If you already have a 9 speed 6500 setup, you could probably save 3-4 watts if you switch to a BB7700 and wash the grease out and replace with oil. You would only have to take it all apart to re-oil not more than once a week.
.


----------



## velodog (Sep 26, 2007)

MR_GRUMPY said:


> If you already have a 9 speed 6500 setup, you could probably save 3-4 watts if you switch to a BB7700 and wash the grease out and replace with oil. You would only have to take it all apart to re-oil not more than once a week.
> .


A BB with an oil port would save all the disassembly time.


----------



## ibericb (Oct 28, 2014)

velodog said:


> A BB with an oil port would save all the disassembly time.
> 
> View attachment 302768



I very vaguely recall having a bike 50+ years ago that had a flip-cap oil cup on the read hub. Never seen one of a BB. Funny, don't recall drain plug.




MR_GRUMPY said:


> If you already have a 9 speed 6500 setup, you could probably save 3-4 watts if you switch to a BB7700 and wash the grease out and replace with oil. You would only have to take it all apart to re-oil not more than once a week.
> .


On a BB, realistically, 1 watt, 2 max if you eliminate all friction, unless the existing bearings or race are crap. For an 85 kg rider, 9kg bike, flats, no wind, etc., the difference that 2 watts makes at an effort of 198 vs. 200 watts is ~ 0.6 sec's/km. At higher power levels it becomes less, heading to zero. Lennard Zinn was right.


----------



## Kerry Irons (Feb 25, 2002)

ibericb said:


> I very vaguely recall having a bike 50+ years ago that had a flip-cap oil cup on the read hub.

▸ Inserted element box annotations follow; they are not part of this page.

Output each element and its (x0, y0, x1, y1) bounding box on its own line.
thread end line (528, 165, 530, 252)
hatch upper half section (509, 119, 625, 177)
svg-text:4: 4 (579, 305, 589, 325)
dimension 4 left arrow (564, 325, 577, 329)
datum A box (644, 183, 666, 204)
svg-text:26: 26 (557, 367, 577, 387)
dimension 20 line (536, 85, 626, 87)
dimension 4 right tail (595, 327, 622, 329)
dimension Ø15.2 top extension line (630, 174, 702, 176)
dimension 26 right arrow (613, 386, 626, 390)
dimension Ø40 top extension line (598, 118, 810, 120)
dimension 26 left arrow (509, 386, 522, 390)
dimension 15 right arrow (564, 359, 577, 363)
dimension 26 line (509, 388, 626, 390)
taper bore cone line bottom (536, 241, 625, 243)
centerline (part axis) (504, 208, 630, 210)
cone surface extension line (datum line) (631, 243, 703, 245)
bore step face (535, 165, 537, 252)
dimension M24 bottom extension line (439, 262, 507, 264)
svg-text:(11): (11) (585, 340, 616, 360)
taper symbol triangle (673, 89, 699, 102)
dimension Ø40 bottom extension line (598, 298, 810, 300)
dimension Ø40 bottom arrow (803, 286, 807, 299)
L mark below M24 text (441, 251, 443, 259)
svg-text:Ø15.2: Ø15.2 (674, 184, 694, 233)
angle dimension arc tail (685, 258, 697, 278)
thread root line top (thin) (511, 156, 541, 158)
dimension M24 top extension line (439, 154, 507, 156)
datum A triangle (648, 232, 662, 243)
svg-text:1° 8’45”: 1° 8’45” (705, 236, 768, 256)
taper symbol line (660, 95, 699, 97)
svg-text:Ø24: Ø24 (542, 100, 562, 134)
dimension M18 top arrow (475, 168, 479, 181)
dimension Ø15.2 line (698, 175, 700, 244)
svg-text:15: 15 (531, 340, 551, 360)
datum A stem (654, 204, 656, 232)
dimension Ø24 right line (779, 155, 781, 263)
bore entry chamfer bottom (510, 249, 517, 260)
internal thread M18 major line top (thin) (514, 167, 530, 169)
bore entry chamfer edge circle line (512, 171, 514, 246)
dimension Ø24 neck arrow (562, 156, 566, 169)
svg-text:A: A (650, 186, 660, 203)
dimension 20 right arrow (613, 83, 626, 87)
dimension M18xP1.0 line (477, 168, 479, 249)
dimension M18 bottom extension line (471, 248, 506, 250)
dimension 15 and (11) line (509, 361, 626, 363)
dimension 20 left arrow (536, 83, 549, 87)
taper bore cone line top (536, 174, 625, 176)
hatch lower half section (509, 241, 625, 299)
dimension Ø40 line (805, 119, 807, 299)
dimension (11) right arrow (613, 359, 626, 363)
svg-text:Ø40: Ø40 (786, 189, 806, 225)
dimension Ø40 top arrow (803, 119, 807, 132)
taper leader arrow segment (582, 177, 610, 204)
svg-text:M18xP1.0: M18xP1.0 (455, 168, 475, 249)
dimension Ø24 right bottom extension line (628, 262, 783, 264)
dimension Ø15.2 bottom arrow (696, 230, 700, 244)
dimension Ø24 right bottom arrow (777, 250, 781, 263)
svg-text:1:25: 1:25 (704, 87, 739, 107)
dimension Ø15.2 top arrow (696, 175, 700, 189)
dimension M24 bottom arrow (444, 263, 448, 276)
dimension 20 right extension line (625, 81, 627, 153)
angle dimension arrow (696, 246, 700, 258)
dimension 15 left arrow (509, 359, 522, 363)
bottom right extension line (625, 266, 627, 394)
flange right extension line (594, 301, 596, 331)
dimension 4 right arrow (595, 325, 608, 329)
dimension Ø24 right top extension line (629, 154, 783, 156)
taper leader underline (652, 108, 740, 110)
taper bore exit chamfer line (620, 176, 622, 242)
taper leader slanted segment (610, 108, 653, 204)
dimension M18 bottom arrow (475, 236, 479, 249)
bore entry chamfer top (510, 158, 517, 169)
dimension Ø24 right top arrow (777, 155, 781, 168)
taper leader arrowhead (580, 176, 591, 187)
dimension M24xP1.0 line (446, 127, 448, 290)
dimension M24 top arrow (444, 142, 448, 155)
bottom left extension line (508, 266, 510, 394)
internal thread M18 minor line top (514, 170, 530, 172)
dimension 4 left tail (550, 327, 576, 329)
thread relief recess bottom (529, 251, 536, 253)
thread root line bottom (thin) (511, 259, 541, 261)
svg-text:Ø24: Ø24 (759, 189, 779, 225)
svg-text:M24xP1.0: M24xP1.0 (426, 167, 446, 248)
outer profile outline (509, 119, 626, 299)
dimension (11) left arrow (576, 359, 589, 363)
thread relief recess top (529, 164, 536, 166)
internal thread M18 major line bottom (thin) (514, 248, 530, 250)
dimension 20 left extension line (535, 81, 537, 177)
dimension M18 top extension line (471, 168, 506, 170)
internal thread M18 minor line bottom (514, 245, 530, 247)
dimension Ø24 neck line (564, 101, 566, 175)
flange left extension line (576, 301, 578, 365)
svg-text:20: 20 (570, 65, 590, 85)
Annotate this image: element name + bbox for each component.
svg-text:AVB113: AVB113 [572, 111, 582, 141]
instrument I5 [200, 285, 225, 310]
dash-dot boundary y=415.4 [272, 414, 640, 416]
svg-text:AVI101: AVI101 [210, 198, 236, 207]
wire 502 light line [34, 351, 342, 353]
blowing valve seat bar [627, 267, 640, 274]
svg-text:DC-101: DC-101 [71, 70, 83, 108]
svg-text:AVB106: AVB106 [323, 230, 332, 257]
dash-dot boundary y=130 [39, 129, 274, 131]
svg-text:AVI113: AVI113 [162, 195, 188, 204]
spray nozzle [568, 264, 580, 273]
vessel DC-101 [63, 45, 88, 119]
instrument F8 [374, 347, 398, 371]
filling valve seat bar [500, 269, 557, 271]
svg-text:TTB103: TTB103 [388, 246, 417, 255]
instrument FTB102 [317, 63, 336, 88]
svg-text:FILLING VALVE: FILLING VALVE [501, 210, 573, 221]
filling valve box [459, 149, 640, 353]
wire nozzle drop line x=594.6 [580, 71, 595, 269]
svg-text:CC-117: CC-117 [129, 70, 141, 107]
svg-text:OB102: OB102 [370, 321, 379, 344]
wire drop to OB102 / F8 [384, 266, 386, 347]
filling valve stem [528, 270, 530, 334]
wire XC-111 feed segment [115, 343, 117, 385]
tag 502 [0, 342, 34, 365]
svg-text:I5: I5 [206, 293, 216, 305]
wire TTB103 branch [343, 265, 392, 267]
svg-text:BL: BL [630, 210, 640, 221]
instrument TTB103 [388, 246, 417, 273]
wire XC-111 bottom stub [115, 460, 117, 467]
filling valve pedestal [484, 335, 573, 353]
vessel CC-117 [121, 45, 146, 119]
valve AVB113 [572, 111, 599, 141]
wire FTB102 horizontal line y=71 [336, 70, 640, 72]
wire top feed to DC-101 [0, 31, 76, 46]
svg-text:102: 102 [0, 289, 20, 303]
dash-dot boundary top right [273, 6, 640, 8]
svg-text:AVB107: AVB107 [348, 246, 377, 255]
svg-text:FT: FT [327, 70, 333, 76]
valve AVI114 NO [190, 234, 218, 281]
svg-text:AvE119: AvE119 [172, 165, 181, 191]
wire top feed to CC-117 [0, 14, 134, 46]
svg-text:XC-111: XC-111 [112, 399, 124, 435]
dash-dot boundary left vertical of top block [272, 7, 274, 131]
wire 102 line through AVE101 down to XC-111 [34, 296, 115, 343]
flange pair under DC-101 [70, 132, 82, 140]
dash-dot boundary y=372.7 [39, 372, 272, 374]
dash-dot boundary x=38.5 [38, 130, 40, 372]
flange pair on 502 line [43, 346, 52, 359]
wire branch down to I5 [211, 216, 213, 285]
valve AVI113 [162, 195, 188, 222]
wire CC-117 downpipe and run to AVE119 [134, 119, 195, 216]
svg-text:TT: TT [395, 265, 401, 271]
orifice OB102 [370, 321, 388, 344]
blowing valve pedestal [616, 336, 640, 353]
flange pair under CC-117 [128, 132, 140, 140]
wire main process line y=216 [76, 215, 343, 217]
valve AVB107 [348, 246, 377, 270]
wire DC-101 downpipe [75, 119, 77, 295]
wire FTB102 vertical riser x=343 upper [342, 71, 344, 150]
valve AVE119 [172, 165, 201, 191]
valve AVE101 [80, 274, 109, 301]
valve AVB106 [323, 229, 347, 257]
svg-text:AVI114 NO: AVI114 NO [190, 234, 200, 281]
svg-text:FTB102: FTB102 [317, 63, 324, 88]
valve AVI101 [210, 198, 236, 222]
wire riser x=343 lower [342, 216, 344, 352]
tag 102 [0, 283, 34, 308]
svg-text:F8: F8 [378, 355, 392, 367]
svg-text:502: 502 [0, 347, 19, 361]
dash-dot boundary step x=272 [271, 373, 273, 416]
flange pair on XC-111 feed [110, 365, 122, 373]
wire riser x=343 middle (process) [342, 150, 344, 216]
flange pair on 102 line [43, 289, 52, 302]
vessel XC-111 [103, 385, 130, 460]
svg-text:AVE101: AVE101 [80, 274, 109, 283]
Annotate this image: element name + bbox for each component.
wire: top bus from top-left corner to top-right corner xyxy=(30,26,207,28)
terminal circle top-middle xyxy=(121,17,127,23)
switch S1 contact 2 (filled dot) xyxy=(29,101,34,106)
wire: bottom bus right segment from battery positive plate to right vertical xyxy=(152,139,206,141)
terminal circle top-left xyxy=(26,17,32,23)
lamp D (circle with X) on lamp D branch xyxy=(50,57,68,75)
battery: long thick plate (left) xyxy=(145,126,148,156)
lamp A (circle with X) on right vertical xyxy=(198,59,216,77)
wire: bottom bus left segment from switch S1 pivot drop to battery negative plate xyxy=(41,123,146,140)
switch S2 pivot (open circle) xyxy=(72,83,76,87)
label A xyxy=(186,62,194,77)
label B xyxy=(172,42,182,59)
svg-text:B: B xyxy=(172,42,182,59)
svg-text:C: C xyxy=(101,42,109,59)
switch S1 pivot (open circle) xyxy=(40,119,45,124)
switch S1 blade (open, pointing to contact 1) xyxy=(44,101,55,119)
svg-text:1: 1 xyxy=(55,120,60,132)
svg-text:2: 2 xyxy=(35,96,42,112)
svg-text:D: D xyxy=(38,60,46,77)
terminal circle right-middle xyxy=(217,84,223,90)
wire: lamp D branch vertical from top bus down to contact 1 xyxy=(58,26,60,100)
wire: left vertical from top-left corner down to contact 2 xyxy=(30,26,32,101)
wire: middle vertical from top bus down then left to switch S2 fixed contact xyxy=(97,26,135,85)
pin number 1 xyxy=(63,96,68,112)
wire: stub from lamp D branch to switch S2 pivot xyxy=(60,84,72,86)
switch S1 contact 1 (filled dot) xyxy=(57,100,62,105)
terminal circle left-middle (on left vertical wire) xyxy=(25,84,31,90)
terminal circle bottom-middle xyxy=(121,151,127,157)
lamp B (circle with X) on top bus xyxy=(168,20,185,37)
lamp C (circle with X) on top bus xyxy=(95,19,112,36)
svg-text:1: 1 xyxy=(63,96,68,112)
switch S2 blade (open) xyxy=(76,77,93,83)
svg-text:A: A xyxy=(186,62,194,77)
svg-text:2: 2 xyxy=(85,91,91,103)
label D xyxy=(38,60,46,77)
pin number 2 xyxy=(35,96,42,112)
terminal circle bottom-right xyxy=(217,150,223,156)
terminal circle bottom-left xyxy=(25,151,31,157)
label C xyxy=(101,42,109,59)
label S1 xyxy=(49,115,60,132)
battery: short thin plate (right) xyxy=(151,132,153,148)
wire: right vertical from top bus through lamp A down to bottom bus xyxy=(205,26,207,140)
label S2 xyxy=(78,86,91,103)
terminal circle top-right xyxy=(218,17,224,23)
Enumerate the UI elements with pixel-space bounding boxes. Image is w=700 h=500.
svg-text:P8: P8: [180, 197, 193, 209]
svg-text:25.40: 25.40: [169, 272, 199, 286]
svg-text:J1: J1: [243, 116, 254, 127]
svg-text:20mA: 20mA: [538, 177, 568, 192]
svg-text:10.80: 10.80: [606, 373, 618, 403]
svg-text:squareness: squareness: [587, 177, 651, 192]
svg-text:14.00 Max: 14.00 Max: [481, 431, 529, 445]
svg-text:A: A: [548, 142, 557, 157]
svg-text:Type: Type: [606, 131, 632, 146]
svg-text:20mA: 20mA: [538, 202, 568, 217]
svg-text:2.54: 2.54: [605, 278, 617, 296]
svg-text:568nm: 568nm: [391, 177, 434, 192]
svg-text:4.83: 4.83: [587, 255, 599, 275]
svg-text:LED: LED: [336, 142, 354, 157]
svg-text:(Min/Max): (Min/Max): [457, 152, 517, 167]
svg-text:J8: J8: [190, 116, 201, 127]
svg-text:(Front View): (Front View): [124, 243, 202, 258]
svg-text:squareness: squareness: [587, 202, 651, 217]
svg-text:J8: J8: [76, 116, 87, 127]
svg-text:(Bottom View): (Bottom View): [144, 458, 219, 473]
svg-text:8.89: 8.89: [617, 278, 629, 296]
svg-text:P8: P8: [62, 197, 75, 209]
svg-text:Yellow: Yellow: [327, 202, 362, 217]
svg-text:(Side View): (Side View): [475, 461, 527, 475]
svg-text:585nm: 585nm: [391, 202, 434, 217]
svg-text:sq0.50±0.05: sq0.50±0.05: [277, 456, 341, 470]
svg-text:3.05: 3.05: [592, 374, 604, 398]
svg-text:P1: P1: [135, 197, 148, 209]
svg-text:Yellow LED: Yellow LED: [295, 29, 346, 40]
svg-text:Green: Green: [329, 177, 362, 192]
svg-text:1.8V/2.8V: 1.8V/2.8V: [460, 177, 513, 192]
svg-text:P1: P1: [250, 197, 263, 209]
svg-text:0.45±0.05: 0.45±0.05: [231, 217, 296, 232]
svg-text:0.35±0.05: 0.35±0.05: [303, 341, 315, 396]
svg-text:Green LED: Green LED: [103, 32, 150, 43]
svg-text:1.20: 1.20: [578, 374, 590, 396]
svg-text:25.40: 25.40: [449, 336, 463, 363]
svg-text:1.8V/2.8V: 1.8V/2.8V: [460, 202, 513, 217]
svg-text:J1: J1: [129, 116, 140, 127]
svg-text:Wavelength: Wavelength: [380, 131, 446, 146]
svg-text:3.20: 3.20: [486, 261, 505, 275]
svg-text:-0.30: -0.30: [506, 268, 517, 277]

Might well have been a 3-speed internally geared hub, like a Sturmey-Archer.


----------



## ibericb (Oct 28, 2014)

MR_GRUMPY said:


> If you already have a 9 speed 6500 setup, you could probably save 3-4 watts if you switch to a BB7700 and wash the grease out and replace with oil. You would only have to take it all apart to re-oil not more than once a week.
> .





Kerry Irons said:


> Might well have been a 3-speed internally geared hub, like a Sturmey-Archer.


Might've been -- my recollection of that bike is pretty vague.


----------



## MR_GRUMPY (Aug 21, 2002)

"On a BB, realistically, 1 watt, 2 max if you eliminate all friction, unless the existing bearings or race are crap. For an 85 kg rider, 9kg bike, flats, no wind, etc., the difference that 2 watts makes at an effort of 198 vs. 200 watts is ~ 0.6 sec's/km."

For a 40K TT, that 0.6 sec/km would give you a 24 second advantage.
.


----------



## ibericb (Oct 28, 2014)

MR_GRUMPY said:


> "On a BB, realistically, 1 watt, 2 max if you eliminate all friction, unless the existing bearings or race are crap. For an 85 kg rider, 9kg bike, flats, no wind, etc., the difference that 2 watts makes at an effort of 198 vs. 200 watts is ~ 0.6 sec's/km."
> 
> For a 40K TT, that 0.6 sec/km would give you a 24 second advantage.
> .


Yep, if you could get 2 watts out. Nobody riding at that level is going to change that much from a reasonable BB. Further, at higher power output the difference shrinks as it is a smaller percentage. How about this -- difference of 1 watt, 300 vs 299, which would be huge, over 40 km, everything else the same. The difference over 40 km is 4.8 sec's. That's could well be a win, and worth worrying about if you're competing.


----------